We uncovered utterly meaningless but statistically appealing relationships between the stock market and third world dairy products and livestock populations which have been cited often in Business Week. The Wall Street Journal. the book A Mathematician Plays the Stock Marke t,(1) and many others. Students from Bill Sharpes classes at Stanford seem to be familiar with them. This was expanded, to have some actual content about data mining, and reissued as an academic working paper in 2001. Occasional requests for this arrive from distant corners of the world. An updated version appeared in the Journal of Investing in 2007.* [*This article originally appeared in the Spring 2007 issue of the Journal of Investing. as Stupid Data Miner Tricks: Overfitting the S&P 500 . It is reprinted in Nerds on Wall Street with permission.

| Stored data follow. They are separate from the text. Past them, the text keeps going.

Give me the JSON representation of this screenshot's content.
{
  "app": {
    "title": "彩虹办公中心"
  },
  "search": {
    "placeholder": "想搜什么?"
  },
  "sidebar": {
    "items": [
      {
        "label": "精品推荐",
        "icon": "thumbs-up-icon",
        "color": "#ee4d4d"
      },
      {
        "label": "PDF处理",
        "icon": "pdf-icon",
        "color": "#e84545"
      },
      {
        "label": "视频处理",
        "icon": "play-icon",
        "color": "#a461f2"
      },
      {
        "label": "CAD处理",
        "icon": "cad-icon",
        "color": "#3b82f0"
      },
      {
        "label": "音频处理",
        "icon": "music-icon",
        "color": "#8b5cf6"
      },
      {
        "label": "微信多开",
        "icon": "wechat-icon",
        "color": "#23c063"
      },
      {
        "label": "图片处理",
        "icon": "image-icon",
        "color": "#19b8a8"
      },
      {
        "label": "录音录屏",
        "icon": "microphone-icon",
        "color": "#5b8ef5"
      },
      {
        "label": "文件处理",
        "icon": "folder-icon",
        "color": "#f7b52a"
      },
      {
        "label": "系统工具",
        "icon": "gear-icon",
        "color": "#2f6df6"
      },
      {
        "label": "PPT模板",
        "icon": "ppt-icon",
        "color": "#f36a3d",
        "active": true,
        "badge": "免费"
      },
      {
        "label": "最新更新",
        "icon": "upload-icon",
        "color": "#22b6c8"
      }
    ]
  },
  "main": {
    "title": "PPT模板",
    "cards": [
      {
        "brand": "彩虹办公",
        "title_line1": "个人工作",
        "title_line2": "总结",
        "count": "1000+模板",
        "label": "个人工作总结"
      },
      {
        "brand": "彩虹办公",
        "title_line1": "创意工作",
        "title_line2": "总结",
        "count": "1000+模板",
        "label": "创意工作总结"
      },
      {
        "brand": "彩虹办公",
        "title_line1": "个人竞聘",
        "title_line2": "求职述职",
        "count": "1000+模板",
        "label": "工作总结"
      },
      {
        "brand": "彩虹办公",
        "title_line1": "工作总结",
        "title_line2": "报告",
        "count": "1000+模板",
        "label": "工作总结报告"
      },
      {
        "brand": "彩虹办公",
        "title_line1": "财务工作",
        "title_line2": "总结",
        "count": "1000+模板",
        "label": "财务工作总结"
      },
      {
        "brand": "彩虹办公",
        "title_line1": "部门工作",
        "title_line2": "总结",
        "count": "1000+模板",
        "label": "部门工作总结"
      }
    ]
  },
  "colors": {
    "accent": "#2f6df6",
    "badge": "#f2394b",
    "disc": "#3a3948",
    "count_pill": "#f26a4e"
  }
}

Without taking too much of a hatchet to the original, the advice here is still valuable perhaps more so now that there is so much more data to mine. Monthly data arrives as one data point, once a month. Its hard to avoid data mining sins if you look twice. Ticks, quotes, and executions arrive in millions per minute, and many of the practices that fail the statistical sniff tests for low-frequency data can now be used responsibly. New frontiers in data mining have been opened up by the availability of vast amounts of textual information. Whatever raw material you choose, fooling yourself remains an occupational hazard in quantitative investing. The market has only one past, and constantly revisiting it until you find that magic formula for untold wealth will eventually produce something that looks great, in the past. A fine longer exposition of these ideas is found in Nassim Talebs book, Fooled by Randomness: The Hidden Role of Chance in Markets and Life (W.W. Norton, 2001).
Your Mama Is a Data Miner Getting a Bad Name in Computational Finance
It wasnt too long ago that calling someone a data miner was a very bad thing. You could start a fist fight at a convention of statisticians with this kind of talk. It meant that you were finding the analytical equivalent of the bunnies in the clouds, poring over data until you found something. Everyone knew that if you did enough poring, you were bound to find that bunny sooner or later, but it was no more real than the one that blows over the horizon.
Data mining is a small industry, with entire companies and academic conferences devoted to it. The phrase no longer elicits as many invitations to step into the parking lot as it used to. Whats going on? These new data mining people are not fools. Sometimes data mining makes sense, and sometimes it doesnt.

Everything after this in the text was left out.